Sudanese Government: Deaths sustained protests accrued to 24

The death toll since the start of the protests in December last year in Sudan has risen to 24, says the head of the Sudanese government's investigation committee, Amer Ibrahim, on Saturday.


The death toll since the start of the protests in December last year in Sudan has risen to 24, says the head of the Sudanese government's investigation committee, Amer Ibrahim, on Saturday.

The protests in the African country started on 19 December due to poverty, inflation and price increases on bread and fuel, but have since become general demonstrations against the government of President Omar al-Bashir.
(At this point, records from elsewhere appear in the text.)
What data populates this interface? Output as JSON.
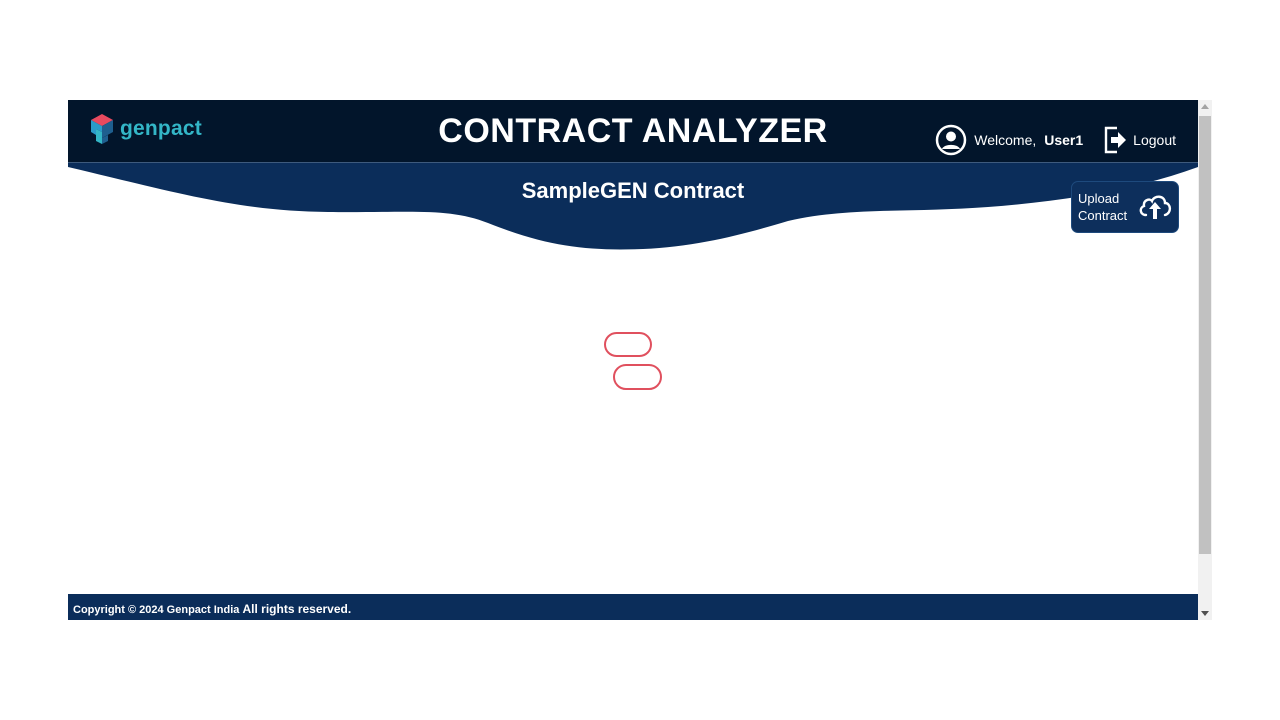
{
  "header": {
    "logo_text": "genpact",
    "title": "CONTRACT ANALYZER",
    "welcome_label": "Welcome,",
    "username": "User1",
    "logout_label": "Logout"
  },
  "banner": {
    "contract_name": "SampleGEN Contract"
  },
  "upload": {
    "line1": "Upload",
    "line2": "Contract"
  },
  "footer": {
    "copyright_main": "Copyright © 2024 Genpact India",
    "copyright_tail": "All rights reserved."
  },
  "colors": {
    "header_bg": "#02152b",
    "banner_bg": "#0b2d5a",
    "logo_teal": "#33b6c7",
    "loader_red": "#e0505e"
  },
  "icons": {
    "logo": "genpact-logo-icon",
    "user": "user-circle-icon",
    "logout": "logout-icon",
    "upload": "cloud-upload-icon",
    "loader": "loading-spinner-icon"
  }
}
According to Amnesty International, at least forty deaths occurred and more than a thousand people were injured by the violent behavior of the security forces in the protests.
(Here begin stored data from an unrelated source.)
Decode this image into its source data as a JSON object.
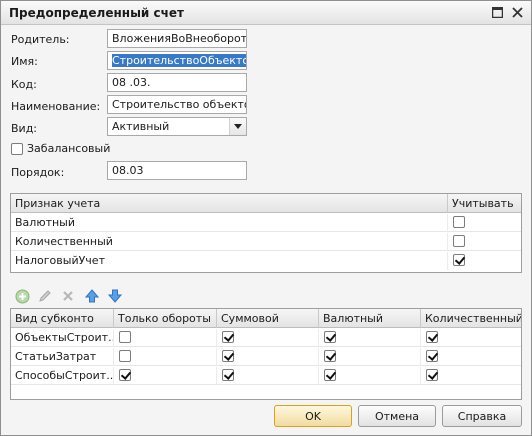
{
  "window": {
    "title": "Предопределенный счет"
  },
  "form": {
    "parent_label": "Родитель:",
    "parent_value": "ВложенияВоВнеоборотные",
    "name_label": "Имя:",
    "name_value": "СтроительствоОбъектовО",
    "code_label": "Код:",
    "code_value": "08 .03.",
    "title_label": "Наименование:",
    "title_value": "Строительство объектов с",
    "kind_label": "Вид:",
    "kind_value": "Активный",
    "offbalance_label": "Забалансовый",
    "offbalance_checked": false,
    "order_label": "Порядок:",
    "order_value": "08.03"
  },
  "accounting_table": {
    "headers": [
      "Признак учета",
      "Учитывать"
    ],
    "rows": [
      {
        "name": "Валютный",
        "checked": false
      },
      {
        "name": "Количественный",
        "checked": false
      },
      {
        "name": "НалоговыйУчет",
        "checked": true
      }
    ]
  },
  "toolbar": {
    "icons": [
      "add-icon",
      "edit-icon",
      "delete-icon",
      "move-up-icon",
      "move-down-icon"
    ]
  },
  "subconto_table": {
    "headers": [
      "Вид субконто",
      "Только обороты",
      "Суммовой",
      "Валютный",
      "Количественный"
    ],
    "rows": [
      {
        "name": "ОбъектыСтроит...",
        "turnover": false,
        "sum": true,
        "currency": true,
        "quantity": true
      },
      {
        "name": "СтатьиЗатрат",
        "turnover": false,
        "sum": true,
        "currency": true,
        "quantity": true
      },
      {
        "name": "СпособыСтроит...",
        "turnover": true,
        "sum": true,
        "currency": true,
        "quantity": true
      }
    ]
  },
  "buttons": {
    "ok": "OK",
    "cancel": "Отмена",
    "help": "Справка"
  },
  "colors": {
    "accent": "#3878c8",
    "default_button": "#f1dca0"
  }
}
On Thursday, the military would even have opened fire on wounded demonstrators in a hospital in the capital Khartoum. The Sudanese authorities have announced that they will initiate an investigation into the incident.
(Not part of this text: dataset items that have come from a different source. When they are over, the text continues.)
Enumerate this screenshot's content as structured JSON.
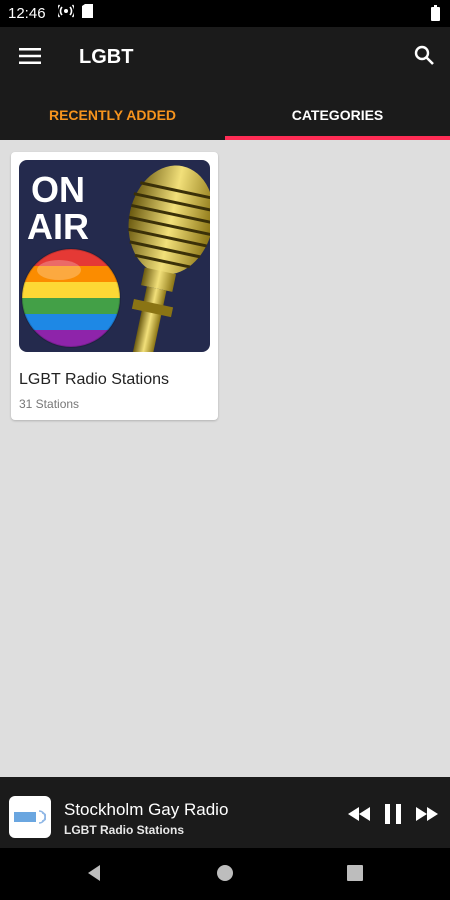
{
  "status_bar": {
    "time": "12:46",
    "icons": [
      "radio-signal-icon",
      "sim-card-icon",
      "battery-icon"
    ]
  },
  "app_bar": {
    "title": "LGBT",
    "icons": [
      "menu-icon",
      "search-icon"
    ]
  },
  "tabs": [
    {
      "label": "RECENTLY ADDED",
      "active": false
    },
    {
      "label": "CATEGORIES",
      "active": true
    }
  ],
  "category": {
    "title": "LGBT Radio Stations",
    "subtitle": "31 Stations",
    "art_text": [
      "ON",
      "AIR"
    ]
  },
  "player": {
    "station": "Stockholm Gay Radio",
    "category": "LGBT Radio Stations",
    "controls": [
      "rewind-icon",
      "pause-icon",
      "fast-forward-icon"
    ]
  },
  "colors": {
    "accent_orange": "#f7941d",
    "tab_indicator": "#ff2d55",
    "bar_bg": "#1b1b1b",
    "content_bg": "#dedede"
  }
}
Inflation is around 70 percent

Since the separation of South Sudan in 2011, the economy in Sudan is bad. The African country is dependent on oil, two thirds of the reserves in South Sudan. Because a civil war is fought there, the stocks of Sudan do not reach as agreed.

In addition, the government devalued the Sudanese pound three times this year, so that inflation is currently around 70 percent.

75-year-old Al-Bashir came to power almost thirty years ago through a military coup. He is being prosecuted by the International Criminal Court (ICC) in The Hague for war crimes and crimes against humanity in Darfur. In this region in the west of Sudan, armed conflict has been fought by the government and rebel groups since 2003.